The main interest in the decision in the UK has been what it means for the future of the "super-injunction" (an injunction that prevents even publication of the existence of the order)  which have apparently become far more frequent in the UK courts.The judge rejected continuation of the super-injunction previously granted to Terry on the grounds it would be futile as Twitter was full of news about the affair and anyone with a computer could access it instantly. In the circumstances, the super-injunction was neither necessary nor proportionate.

According to this analysis by  Lee and Thomson  "this decision in no way changes the law and injunctive relief remains available to protect privacy in appropriate circumstances."

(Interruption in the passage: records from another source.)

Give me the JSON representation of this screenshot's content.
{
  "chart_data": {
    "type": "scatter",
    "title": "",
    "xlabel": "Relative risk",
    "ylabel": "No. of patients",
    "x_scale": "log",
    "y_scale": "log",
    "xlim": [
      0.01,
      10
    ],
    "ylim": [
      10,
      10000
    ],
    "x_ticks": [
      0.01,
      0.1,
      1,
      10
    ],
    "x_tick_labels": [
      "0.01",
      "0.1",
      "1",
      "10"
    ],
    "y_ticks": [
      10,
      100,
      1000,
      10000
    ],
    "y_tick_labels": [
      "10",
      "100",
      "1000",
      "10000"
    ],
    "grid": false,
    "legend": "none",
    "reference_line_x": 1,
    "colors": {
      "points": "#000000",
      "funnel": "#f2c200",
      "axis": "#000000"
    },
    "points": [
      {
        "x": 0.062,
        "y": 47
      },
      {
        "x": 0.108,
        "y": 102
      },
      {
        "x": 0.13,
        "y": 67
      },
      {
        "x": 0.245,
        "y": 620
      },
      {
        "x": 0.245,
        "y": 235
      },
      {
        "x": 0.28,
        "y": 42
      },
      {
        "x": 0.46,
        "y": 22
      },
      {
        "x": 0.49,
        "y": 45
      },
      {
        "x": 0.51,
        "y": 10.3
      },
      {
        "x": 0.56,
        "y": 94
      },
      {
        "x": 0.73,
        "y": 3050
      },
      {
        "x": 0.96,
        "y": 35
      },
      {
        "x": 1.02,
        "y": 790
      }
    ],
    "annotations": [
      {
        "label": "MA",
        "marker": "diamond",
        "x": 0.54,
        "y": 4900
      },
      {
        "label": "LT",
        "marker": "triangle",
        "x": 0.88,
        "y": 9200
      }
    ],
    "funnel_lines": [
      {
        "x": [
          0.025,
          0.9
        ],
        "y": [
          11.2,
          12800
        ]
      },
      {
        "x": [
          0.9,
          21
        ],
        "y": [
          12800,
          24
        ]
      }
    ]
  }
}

However some pundits are reflecting on the decision and media conduct. Peter Preston, columnist with the Guardian, and for 20 years the editor, thinks affirmation of press freedom in the judgment is a good thing, but is concerned some media behaviour in the  days since suggest some are pursuing the humiliation of minor figures for the minor thrill of it in the name of a noble cause.  The Times legal manager, while railing against current privacy laws is prepared to acknowledge even celebrities are entitled to a few private moments:
The only sensible way forward is to create a new, narrowly defined offence of trespass on someone else’s property with the intention of invading their privacy and obtaining through long-lens photography or audio equipment private information or material without their consent.
In Australia there is little public sign of media introspection on the issues. Pelly was simply gung ho about how the decision would help if a celebrity here sued for breach of privacy. More generally News Limited boss and Australia's Right to Know leader John Hartigan hasn't said anything publicly since his statement last year that the media framework for privacy works well. There are no signs of any media take-up of  proposals by the Australian Privacy Foundation for a more balanced approach to the issue.